McGill-Vargas acknowledged several social determinants of health that women she works with face in accessing prenatal care or throughout pregnancy. From transportation to physician shortages, myriad factors can impact a pregnant woman’s life up until the baby’s birth. McGill-Vargas gives the example of a mother who was told she should not leave the hospital after giving birth, but she had to because she couldn’t leave her 3-year-old alone.
“That doesn’t make her a bad mother, she’s doing the best she can,” McGill-Vargas said. “Not everyone has a community.”
Access to prenatal care is important for discovering potential predictors of preterm birth, but serious health conditions are ideally being monitored already.
“If we’re not diagnosing before this woman is three or four weeks pregnant, we’re already behind,” she said.
At MultiCare Deaconess Hospital NICU, McGill-Vargas looked closely at the numbers and found many babies were staying more than 20 days because of neonatal abstinence syndrome, or NAS, which occurs when a baby is exposed to drugs, usually opiates, in the womb. The Inland Northwest was hit particularly hard by the opioid crisis and it left many addicted to opioids. In 2017, 78 infants were born with NAS in Spokane County, a Spokane Regional Health District analysis found. NICU staff at MultiCare Deaconess estimate that about 25% of the approximately 350 babies there annually are diagnosed with NAS.
A baby with NAS will go through withdrawal, much like adults do, when it is born. They are typically treated with morphine and then weaned off, but McGill-Vargas and the MultiCare Deaconess team decided to implement a new evidence-based treatment for babies with NAS this year.
The program, called Eat, Sleep, Console, promotes a nonpharmacological treatment, allowing the mother and the baby to have skin-to-skin contact and time together in a private room, instead of on the busy NICU floor.

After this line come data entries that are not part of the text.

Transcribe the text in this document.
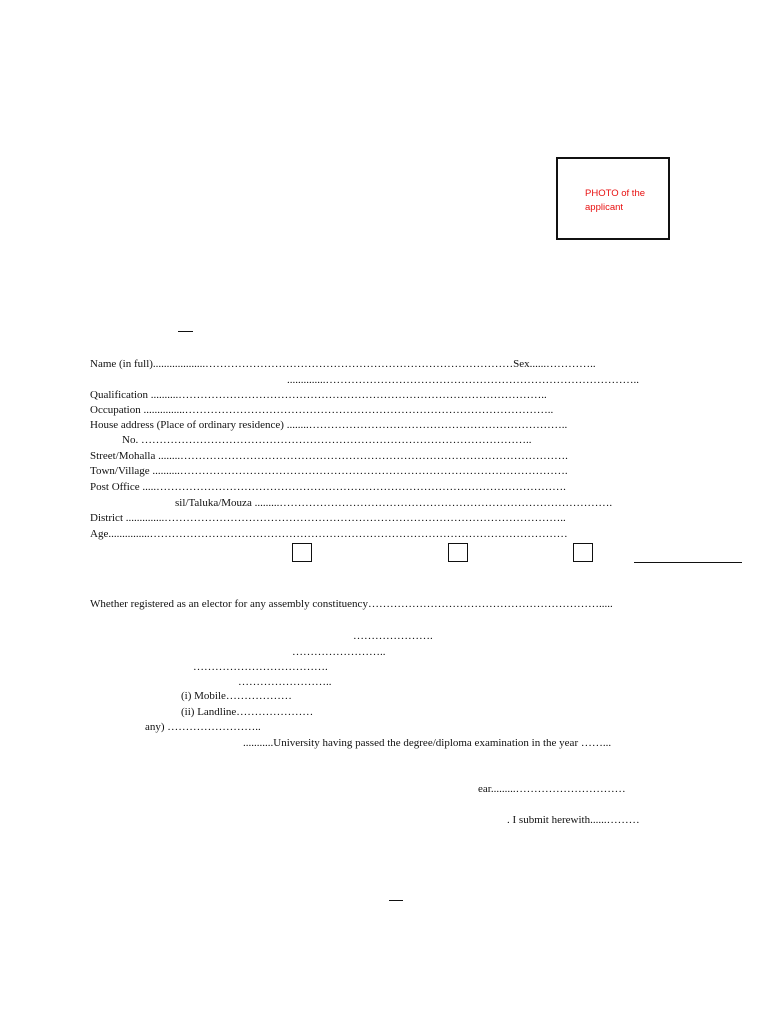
PHOTO of the applicant
Name (in full)...................…………………………………………………………………………Sex......…………..
..............…………………………………………………………………………..
Qualification ..........………………………………………………………………………………………..
Occupation ...............………………………………………………………………………………………..
House address (Place of ordinary residence) ........……………………………………………………………..
No. ……………………………………………………………………………………………..
Street/Mohalla ........…………………………………………………………………………………………….
Town/Village ..........…………………………………………………………………………………………….
Post Office .....………………………………………………………………………………………………….
sil/Taluka/Mouza .........……………………………………………………………………………….
District ..............………………………………………………………………………………………………..
Age...............……………………………………………………………………………………………………
Whether registered as an elector for any assembly constituency……………………………………………………….....
………………….
……………………..
……………………………….
……………………..
(i) Mobile………………
(ii) Landline…………………
any) ……………………..
...........University having passed the degree/diploma examination in the year ……...
ear.........…………………………
. I submit herewith......………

NICU staff and therapists help the mom learn how to provide support for her new baby in the program, helping her console her newborn.
Babies with NAS are more irritable, usually have higher-pitched cries, and could have symptoms including vomiting, diarrhea or sometimes seizures, as the baby goes through withdrawal. Mothers get to stay at the hospital for about four days on average as their baby withdraws, instead of being separated from their baby in the NICU while the mother is discharged.
“It’s still a really important chance for positive change, and even moms that have made a mistake a little while ago doesn’t mean that they are going to be a bad mother, they are still better medicine than morphine,” McGill-Vargas said.
Sarah Hurley, nurse manager at the Deaconess NICU, said transitioning to the Eat, Sleep, Console program was a huge change for the entire staff, but ultimately has been successful.
“We’re giving them the opportunity to parent, and everyone that we’ve had has embraced that,” Hurley said.
Since starting the program in May, NICU staff have seen 21 babies with NAS, and only one of those needed morphine. Eat, Sleep, Console has also significantly cut down the number of days that babies with NAS stay in the NICU. With morphine-based treatment, babies would stay on average 21 days. Now they stay about four days on average, a significant cost savings for the hospital and insurance companies, alike.
March of Dimes will pilot four hybrid prenatal care and substance use treatment programs statewide in the coming year to help combat high state NAS rates and help both mothers and babies get treatment.
“I’m hoping we’ll see women staying in therapy and staying with their babies as opposed to being disconnected from their babies,” Rivas said. “We want to keep the mom and baby together, and then we want to see a mom who continues their treatment.”
This story has been updated with the number of NAS-diagnosed infants at the NICU at MultiCare Deaconess.